Lagi 'Panen' Besar, Sri Mulyani Nggak Ngoyo Tambah Utang!

Jakarta, CNBC Indonesia - Pemerintah mengaku memiliki banyak alternatif untuk menutupi defisit pada tahun ini. Banyaknya pilihan membuat pemerintah tidak terburu-buru mengambil utang dalam jumlah besar.
Menteri Keuangan Sri Mulyani, pekan lalu, menegaskan pemerintah tidak hanya mengandalkan penerbitan obligasi sebagai sumber pembiayaan pada tahun ini. Pemerintah masih memiliki kas negara dan pinjaman luar negeri sebagai alternatif untuk membiayai defisit.
Pemerintah juga tidak akan terburu-buru dalam mengambil utang melalui penerbitan SBN karena ada Bank Indonesia yang siap menjadi standby buyer. Pemerintah juga lebih nyaman tahun ini karena realisasi defisit kemungkinan lebih rendah dari yang ditetapkan seiring perbaikan penerimaan negara.
"Kalau market sedang bergejolak kita lihat, kas kita masih banyak dan kalau tools sekarang masih ada bantalan kas kita lihat berapa lama. Penerimaan pajak dan bea cukai dan PNBP tinggi, oh masih bisa. Jadi kita gak perlu tarik utang di luar negeri dulu," ungkap Sri Mulyani dalam acara CNBC Indonesia Economic Outlook 2022.

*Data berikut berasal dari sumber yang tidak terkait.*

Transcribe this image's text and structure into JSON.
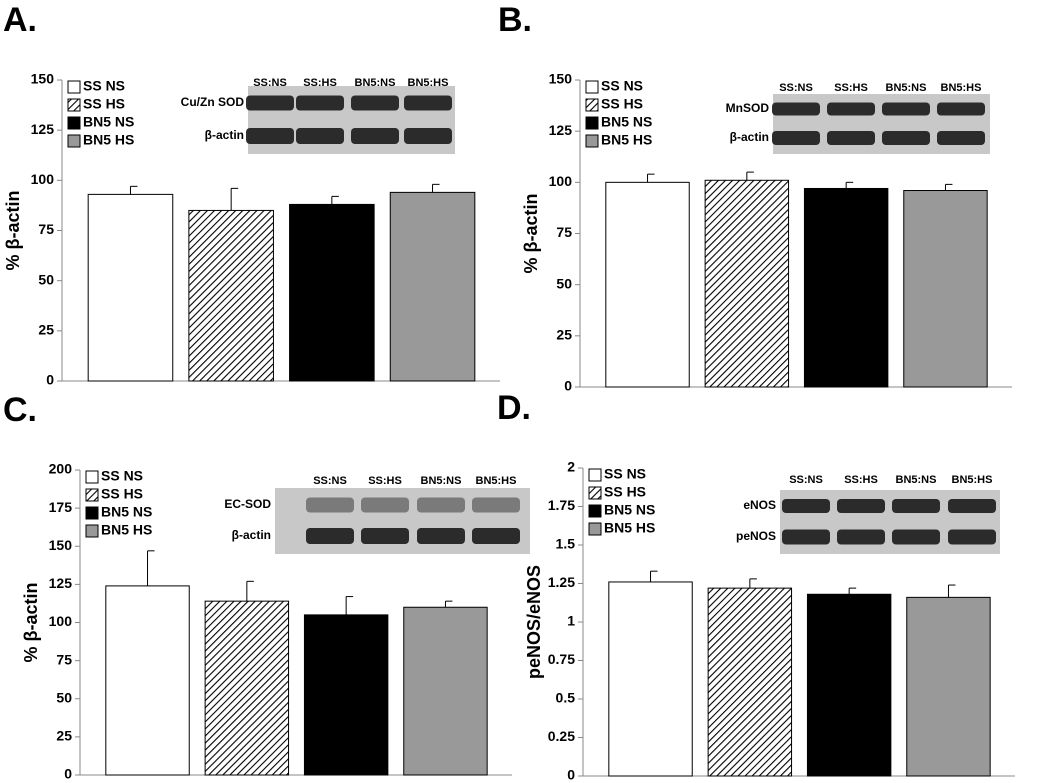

Kepala ekonom BCA David Sumual mengatakan pemerintah akan sangat diuntungkan dari lonjakan harga komoditas. Kenaikan harga crude palm oil (CPO), batu bara, minyak mentah, dan nikel bakal mendongkrak penerimaan negara. Dengan penerimaan negara yang lebih kuat, pemerintah bisa menekan defisit tahun ini.

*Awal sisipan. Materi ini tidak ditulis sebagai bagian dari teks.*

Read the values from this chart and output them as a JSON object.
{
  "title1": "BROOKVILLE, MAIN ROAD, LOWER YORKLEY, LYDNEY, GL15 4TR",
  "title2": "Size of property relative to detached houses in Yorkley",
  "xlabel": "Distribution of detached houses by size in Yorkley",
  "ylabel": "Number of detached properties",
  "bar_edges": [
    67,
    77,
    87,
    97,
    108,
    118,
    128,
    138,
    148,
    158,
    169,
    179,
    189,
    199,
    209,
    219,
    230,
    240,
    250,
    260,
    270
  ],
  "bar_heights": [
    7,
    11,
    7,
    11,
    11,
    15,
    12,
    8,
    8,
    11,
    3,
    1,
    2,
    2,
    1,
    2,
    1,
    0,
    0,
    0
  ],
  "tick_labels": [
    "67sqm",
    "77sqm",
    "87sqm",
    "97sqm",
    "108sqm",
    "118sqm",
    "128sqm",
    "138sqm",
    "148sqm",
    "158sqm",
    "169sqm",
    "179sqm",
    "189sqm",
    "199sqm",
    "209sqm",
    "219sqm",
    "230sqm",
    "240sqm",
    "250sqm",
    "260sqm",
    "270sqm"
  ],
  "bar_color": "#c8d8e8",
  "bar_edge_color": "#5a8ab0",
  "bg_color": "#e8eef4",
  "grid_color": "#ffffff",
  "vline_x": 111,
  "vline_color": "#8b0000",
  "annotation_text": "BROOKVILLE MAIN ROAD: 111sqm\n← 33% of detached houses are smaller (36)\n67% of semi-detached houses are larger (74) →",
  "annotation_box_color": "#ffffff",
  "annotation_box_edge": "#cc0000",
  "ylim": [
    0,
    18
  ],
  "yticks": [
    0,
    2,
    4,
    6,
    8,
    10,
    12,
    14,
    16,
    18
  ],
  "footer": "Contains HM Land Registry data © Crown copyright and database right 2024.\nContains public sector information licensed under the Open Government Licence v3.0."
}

"Ada windfall penerimaan dari komoditas. Kenaikan komoditas juga akan membantu net ekspor kita," tutur David, kepada CNBC Indonesia.
Dampak positif dari kenaikan harga komoditas pernah dirasakan pemerintah pada tahun 2011-2014 ketika terjadi booming commodity.
Pada tahun 2011, misalnya, Penerimaan Negara Bukan Pajak (PNBP) dari Sumber Daya Alam (SDA) mencapai Rp 213,8 triliun, melonjak dibandingkan tahun 2010 (Rp 168,8 triliun). Penerimaan tersebut di atas target APBN 2011 yang ditargetkan Rp 191,98 triliun.
Pada tahun 2011, penerimaan SDA migas mencapai Rp 205,8 sementara dari SDA non migas mencapai Rp 20,3 triliun. Kenaikan penerimaan tersebut membantu menurunkan defisit pada tahun 2011. Realisasi defisit anggaran hanya menembus 1,14% dari PDB, jauh di bawah yang ditetapkan dalam APBN-P 2011 yakni 2,1% dari PDB. Padahal, subsidi energi pada tahun tersebut menembus Rp 255,6 triliun.
Kenaikan harga komoditas juga mendongkrak penerimaan negara dari Rp 168,8 triliun pada 2010 menjadi Rp 240,8 triliun pada 2011. PNBP Sumber Daya Alam melorot menjadi Rp 101 triliun pada 2015 seiring berakhirnya booming komoditas.
Tanda-tanda melonjaknya penerimaan sudah terlihat pada Februari. Penerimaan bea keluar pada Januari-Februari 2022, menembus Rp 6,57 triliun atau melompat 177,3% dibandingkan periode yang sama pada tahun lalu. Lonjakan didorong kenaikan harga CPO di pasar internasional.